Q&A 29 How do you explore complex patterns in high-dimensional data using a UMAP plot?

29.1 Explanation

UMAP (Uniform Manifold Approximation and Projection) is a nonlinear technique that preserves both local and global structure better than PCA. It’s excellent for:

  • Revealing clusters, manifolds, or nonlinear groupings
  • Visualizing high-dimensional feature behavior in 2D
  • Exploring potential for classification or clustering

29.2 Python Code

import pandas as pd
from sklearn.preprocessing import StandardScaler
import umap
import seaborn as sns
import matplotlib.pyplot as plt

# Load and sample data
diamonds = pd.read_csv("data/diamonds_sample.csv")
subset = diamonds[["carat", "depth", "table", "price", "x", "y", "z", "cut"]].sample(500, random_state=1)
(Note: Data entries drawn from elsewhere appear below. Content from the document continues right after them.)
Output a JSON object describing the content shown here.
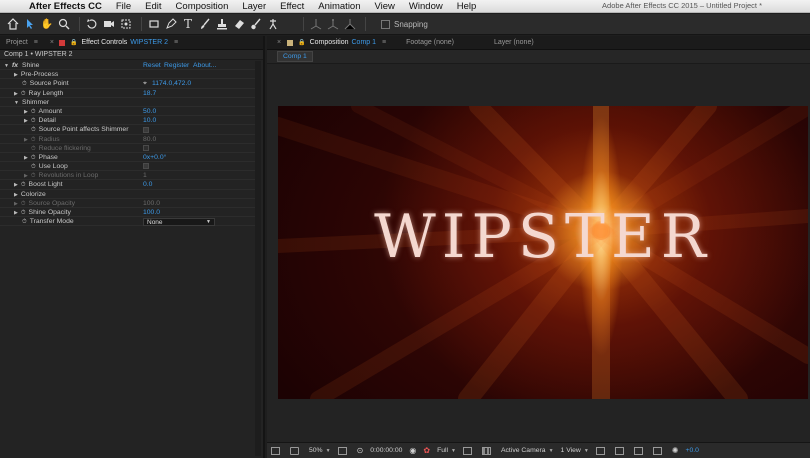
{
  "menubar": {
    "app": "After Effects CC",
    "items": [
      "File",
      "Edit",
      "Composition",
      "Layer",
      "Effect",
      "Animation",
      "View",
      "Window",
      "Help"
    ],
    "window_title": "Adobe After Effects CC 2015 – Untitled Project *"
  },
  "toolbar": {
    "snapping_label": "Snapping"
  },
  "left_panel": {
    "tab_project": "Project",
    "tab_effect_controls": "Effect Controls",
    "tab_effect_controls_layer": "WIPSTER 2",
    "header": "Comp 1 • WIPSTER 2",
    "effect": {
      "name": "Shine",
      "reset": "Reset",
      "register": "Register",
      "about": "About..."
    },
    "properties": [
      {
        "label": "Pre-Process",
        "value": ""
      },
      {
        "label": "Source Point",
        "value": "1174.0,472.0"
      },
      {
        "label": "Ray Length",
        "value": "18.7"
      },
      {
        "label": "Shimmer",
        "value": ""
      },
      {
        "label": "Amount",
        "value": "50.0"
      },
      {
        "label": "Detail",
        "value": "10.0"
      },
      {
        "label": "Source Point affects Shimmer",
        "value": ""
      },
      {
        "label": "Radius",
        "value": "80.0"
      },
      {
        "label": "Reduce flickering",
        "value": ""
      },
      {
        "label": "Phase",
        "value": "0x+0.0°"
      },
      {
        "label": "Use Loop",
        "value": ""
      },
      {
        "label": "Revolutions in Loop",
        "value": "1"
      },
      {
        "label": "Boost Light",
        "value": "0.0"
      },
      {
        "label": "Colorize",
        "value": ""
      },
      {
        "label": "Source Opacity",
        "value": "100.0"
      },
      {
        "label": "Shine Opacity",
        "value": "100.0"
      },
      {
        "label": "Transfer Mode",
        "value": "None"
      }
    ]
  },
  "right_panel": {
    "tab_composition": "Composition",
    "tab_composition_name": "Comp 1",
    "tab_footage": "Footage (none)",
    "tab_layer": "Layer (none)",
    "breadcrumb": "Comp 1",
    "viewer_text": "WIPSTER",
    "viewer_bar": {
      "zoom": "50%",
      "timecode": "0:00:00:00",
      "resolution": "Full",
      "camera": "Active Camera",
      "views": "1 View",
      "exposure": "+0.0"
    }
  }
}
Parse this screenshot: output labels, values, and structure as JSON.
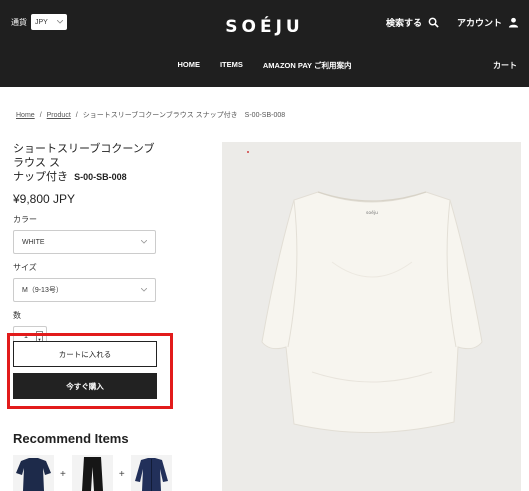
{
  "header": {
    "currency_label": "通貨",
    "currency_value": "JPY",
    "logo": "SOÉJU",
    "search_label": "検索する",
    "account_label": "アカウント",
    "nav": [
      "HOME",
      "ITEMS",
      "AMAZON PAY ご利用案内"
    ],
    "cart_label": "カート"
  },
  "breadcrumb": [
    "Home",
    "Product",
    "ショートスリーブコクーンブラウス スナップ付き　S-00-SB-008"
  ],
  "product": {
    "title": "ショートスリーブコクーンブラウス ス",
    "title_line2": "ナップ付き",
    "code": "S-00-SB-008",
    "price": "¥9,800 JPY",
    "color_label": "カラー",
    "color_value": "WHITE",
    "size_label": "サイズ",
    "size_value": "M（9-13号）",
    "qty_label": "数",
    "qty_value": "1",
    "add_to_cart": "カートに入れる",
    "buy_now": "今すぐ購入",
    "shirt_tag": "soéju"
  },
  "recommend": {
    "title": "Recommend Items",
    "plus": "+"
  },
  "colors": {
    "header_bg": "#1f1f1f",
    "highlight": "#e21b1b",
    "navy": "#1d2a4a"
  }
}
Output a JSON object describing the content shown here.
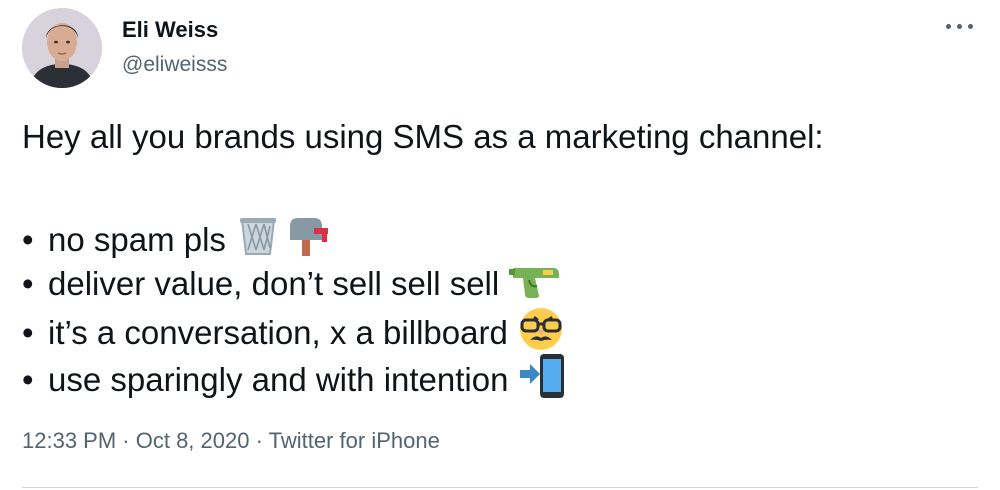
{
  "author": {
    "name": "Eli Weiss",
    "handle": "@eliweisss"
  },
  "tweet": {
    "intro": "Hey all you brands using SMS as a marketing channel:",
    "bullet_char": "•",
    "items": [
      {
        "text": "no spam pls",
        "icons": [
          "wastebasket-icon",
          "mailbox-icon"
        ]
      },
      {
        "text": "deliver value, don’t sell sell sell",
        "icons": [
          "water-pistol-icon"
        ]
      },
      {
        "text": "it’s a conversation, x a billboard",
        "icons": [
          "disguised-face-icon"
        ]
      },
      {
        "text": "use sparingly and with intention",
        "icons": [
          "mobile-arrow-icon"
        ]
      }
    ]
  },
  "meta": {
    "time": "12:33 PM",
    "separator": " · ",
    "date": "Oct 8, 2020",
    "source": "Twitter for iPhone"
  },
  "colors": {
    "text": "#0f1419",
    "secondary": "#536471",
    "divider": "#cfd9de"
  }
}
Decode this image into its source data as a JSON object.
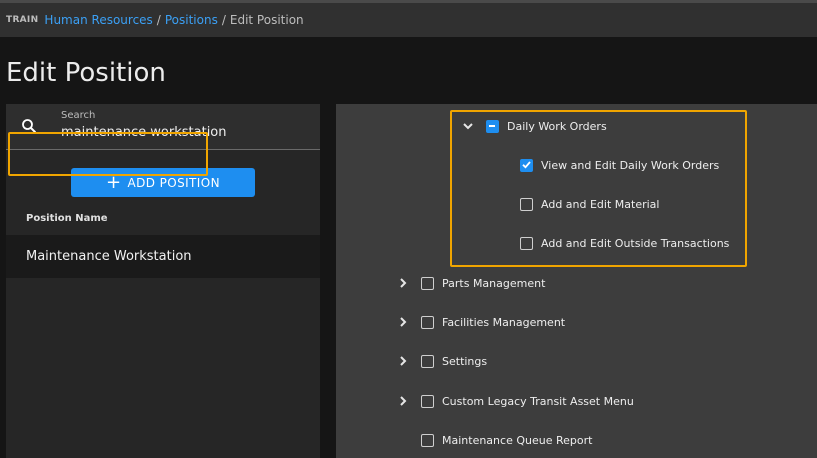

# Normalize numeric features
X = StandardScaler().fit_transform(subset.drop("cut", axis=1))

# Run UMAP
reducer = umap.UMAP(random_state=42)
embedding = reducer.fit_transform(X)

# Plot
umap_df = pd.DataFrame(embedding, columns=["UMAP1", "UMAP2"])
umap_df["cut"] = subset["cut"].values

plt.figure(figsize=(8, 6))
sns.scatterplot(data=umap_df, x="UMAP1", y="UMAP2", hue="cut", palette="Set2", alpha=0.7)
plt.title("UMAP Projection of Diamond Features by Cut")
plt.tight_layout()
plt.show()
/Library/Frameworks/Python.framework/Versions/3.12/lib/python3.12/site-packages/umap/umap_.py:1952: UserWarning: n_jobs value 1 overridden to 1 by setting random_state. Use no seed for parallelism.
  warn(

29.3 R Code (UMAP via uwot)

library(readr)
library(dplyr)
library(ggplot2)
library(uwot)

# Load and sample
diamonds <- read_csv("data/diamonds_sample.csv")
subset <- diamonds %>% select(carat, depth, table, price, x, y, z, cut) %>% sample_n(500)

# Standardize features
X <- scale(subset %>% select(-cut))

# Apply UMAP
set.seed(42)
embedding <- umap(X, n_neighbors = 15, min_dist = 0.1)

# Combine with labels
umap_df <- data.frame(embedding, cut = subset$cut)
colnames(umap_df)[1:2] <- c("UMAP1", "UMAP2")

# Plot
ggplot(umap_df, aes(x = UMAP1, y = UMAP2, color = cut)) +
  geom_point(alpha = 0.7) +
  scale_color_brewer(palette = "Set2") +
  theme_minimal() +
  labs(title = "UMAP Projection of Diamond Features by Cut")


βœ… UMAP captures nonlinear patterns in complex datasets, helping you visualize hidden structure, group separations, and feature interactions that PCA may miss.